さらに、太陽類似星の年齢は銀河進化の“時計”であると同時に、「出生地」の手がかりでもあるという。天の川銀河では、中心に近い領域ほど星が活発に生まれ、元素合成も速く進んだことがわかっている。一方、星は誕生して一定の公転半径で銀河を巡るわけではなく、公転半径が変化するため、現在は太陽近傍に位置していても、それぞれ異なる場所で生まれた星が混ざっていることが考えられる。今回の解析により、太陽類似星の中で年齢の古い星ほど銀河の内側で生まれ、その時点でやや多いリンを獲得していたことが判明した。これは、急速に星が生まれて重元素合成が速く進んだ環境(銀河の中心部へ向かう)ほど、相対的に多くのリンを含んでいたことを意味しているとした。

近年の研究では、太陽系自身も現在の位置ではなく、1万光年ほど内側寄りで生まれ、長い時間をかけて今の場所まで移動してきた可能性が指摘されている。今回得られた太陽類似星の年齢とリン含有量の関係を基にすると、46億年前に生まれた太陽は、現在の太陽近傍で生まれる太陽類似星に比べ、約25%多くのリンを含む環境で誕生したことが推測された。つまり、太陽系は銀河の内側で生まれたことで、“リンのボーナス”を受け取っていたことになる。

  • 太陽類似星の出生地と年齢・リン含有量の関係

    太陽類似星の出生地と年齢・リン含有量の関係。天の川銀河の内側で誕生し移動してきた年老いた太陽類似星はリンをやや多く含み、太陽の現在位置近傍で誕生した若い太陽類似星はリンがやや少ないことが明らかにされた。太陽近傍の類似星を詳細に調査することで、銀河の場所ごとに異なるリンの合成と増加の歴史を読み解くことができる。なお、この画像では銀河内の星の公転運動を省略し、公転半径(中心からの距離)が変化する移動量だけが描かれている。また、今回観測された46個の星は、太陽の現在位置から約300光年以内の太陽近傍にあり、画像中では太陽の現在位置を表す白丸に収まっている。作図:松永典之(ChatGPTで作成されたもの)(出所:東大Webサイト)

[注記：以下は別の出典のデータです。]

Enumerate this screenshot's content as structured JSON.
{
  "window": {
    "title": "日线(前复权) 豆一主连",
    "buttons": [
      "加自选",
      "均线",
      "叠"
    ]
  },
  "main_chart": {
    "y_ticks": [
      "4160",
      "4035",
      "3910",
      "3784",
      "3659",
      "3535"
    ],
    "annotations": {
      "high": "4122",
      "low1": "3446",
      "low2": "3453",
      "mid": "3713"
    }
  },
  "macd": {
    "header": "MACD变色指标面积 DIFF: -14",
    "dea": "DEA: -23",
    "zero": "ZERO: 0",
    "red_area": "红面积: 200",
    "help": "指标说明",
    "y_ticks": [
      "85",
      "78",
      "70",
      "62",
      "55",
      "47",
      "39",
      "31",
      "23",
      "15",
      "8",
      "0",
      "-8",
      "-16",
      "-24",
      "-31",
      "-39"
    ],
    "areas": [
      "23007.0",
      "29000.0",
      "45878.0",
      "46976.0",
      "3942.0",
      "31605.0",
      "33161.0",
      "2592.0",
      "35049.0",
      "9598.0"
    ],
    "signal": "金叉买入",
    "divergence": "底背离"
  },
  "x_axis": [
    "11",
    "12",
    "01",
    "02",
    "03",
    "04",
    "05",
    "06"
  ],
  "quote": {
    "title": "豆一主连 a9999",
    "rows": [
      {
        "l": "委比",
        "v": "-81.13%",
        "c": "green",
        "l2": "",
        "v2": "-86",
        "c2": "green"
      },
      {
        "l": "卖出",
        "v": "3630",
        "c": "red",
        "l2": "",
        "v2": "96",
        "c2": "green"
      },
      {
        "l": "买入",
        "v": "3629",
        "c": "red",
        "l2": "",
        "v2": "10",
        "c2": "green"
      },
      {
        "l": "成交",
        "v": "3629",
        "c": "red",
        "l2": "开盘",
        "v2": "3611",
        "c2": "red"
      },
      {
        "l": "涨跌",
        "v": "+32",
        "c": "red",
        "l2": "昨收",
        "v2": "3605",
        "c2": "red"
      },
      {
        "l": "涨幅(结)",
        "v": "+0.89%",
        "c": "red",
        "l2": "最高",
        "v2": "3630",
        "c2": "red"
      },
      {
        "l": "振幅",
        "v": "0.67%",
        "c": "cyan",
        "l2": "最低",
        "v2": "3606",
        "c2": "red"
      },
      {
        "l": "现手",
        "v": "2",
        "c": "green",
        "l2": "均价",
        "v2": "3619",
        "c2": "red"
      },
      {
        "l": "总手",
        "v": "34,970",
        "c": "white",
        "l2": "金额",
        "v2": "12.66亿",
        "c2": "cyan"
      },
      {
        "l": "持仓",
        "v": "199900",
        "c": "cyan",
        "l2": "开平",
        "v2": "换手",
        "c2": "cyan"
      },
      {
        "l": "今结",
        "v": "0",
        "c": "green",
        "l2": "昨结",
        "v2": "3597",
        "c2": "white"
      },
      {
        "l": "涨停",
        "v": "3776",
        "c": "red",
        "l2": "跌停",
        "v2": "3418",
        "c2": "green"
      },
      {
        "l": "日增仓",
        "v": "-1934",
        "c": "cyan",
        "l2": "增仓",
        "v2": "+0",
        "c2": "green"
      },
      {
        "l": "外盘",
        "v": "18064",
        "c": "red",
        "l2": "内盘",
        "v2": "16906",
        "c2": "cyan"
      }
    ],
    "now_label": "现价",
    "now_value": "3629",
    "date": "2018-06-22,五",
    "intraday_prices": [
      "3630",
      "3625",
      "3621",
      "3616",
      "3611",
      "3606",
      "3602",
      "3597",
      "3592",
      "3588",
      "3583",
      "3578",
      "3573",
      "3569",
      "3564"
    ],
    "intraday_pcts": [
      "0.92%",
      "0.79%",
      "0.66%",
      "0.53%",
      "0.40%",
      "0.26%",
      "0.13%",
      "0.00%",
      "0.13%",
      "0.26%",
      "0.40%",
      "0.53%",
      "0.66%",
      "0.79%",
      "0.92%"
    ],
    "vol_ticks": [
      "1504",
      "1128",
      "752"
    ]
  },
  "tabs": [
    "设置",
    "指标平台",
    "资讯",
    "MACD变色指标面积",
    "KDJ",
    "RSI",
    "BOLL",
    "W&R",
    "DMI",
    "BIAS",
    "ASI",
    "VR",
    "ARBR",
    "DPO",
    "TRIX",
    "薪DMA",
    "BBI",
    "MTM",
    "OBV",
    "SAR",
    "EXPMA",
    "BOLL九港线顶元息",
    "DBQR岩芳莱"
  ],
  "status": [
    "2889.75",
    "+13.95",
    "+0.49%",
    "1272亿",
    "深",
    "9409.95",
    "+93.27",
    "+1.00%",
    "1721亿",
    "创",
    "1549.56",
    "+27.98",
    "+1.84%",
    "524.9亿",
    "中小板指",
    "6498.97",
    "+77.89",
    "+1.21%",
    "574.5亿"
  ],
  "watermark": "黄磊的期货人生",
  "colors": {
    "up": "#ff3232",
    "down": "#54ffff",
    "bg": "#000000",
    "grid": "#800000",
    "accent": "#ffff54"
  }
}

今回の研究は、リンがどのような天体現象でどれだけ合成されたのかを決定づけるものではない。しかし、どの天体物理学の理論モデルであっても再現すべき重要な観測事実が新たに与えられた。今後、より広い重元素量範囲や、太陽類似星以外の恒星にも対象を広げることで、リンがどの天体現象によって、いつ、どれだけ供給されてきたのかをさらに詳細に調べることが可能となる。また、今回の研究で整備された高品質の近赤外線スペクトルや較正済み吸収線リストは、今後の近赤外線高分散分光研究の重要な基盤資料にもなるとしている。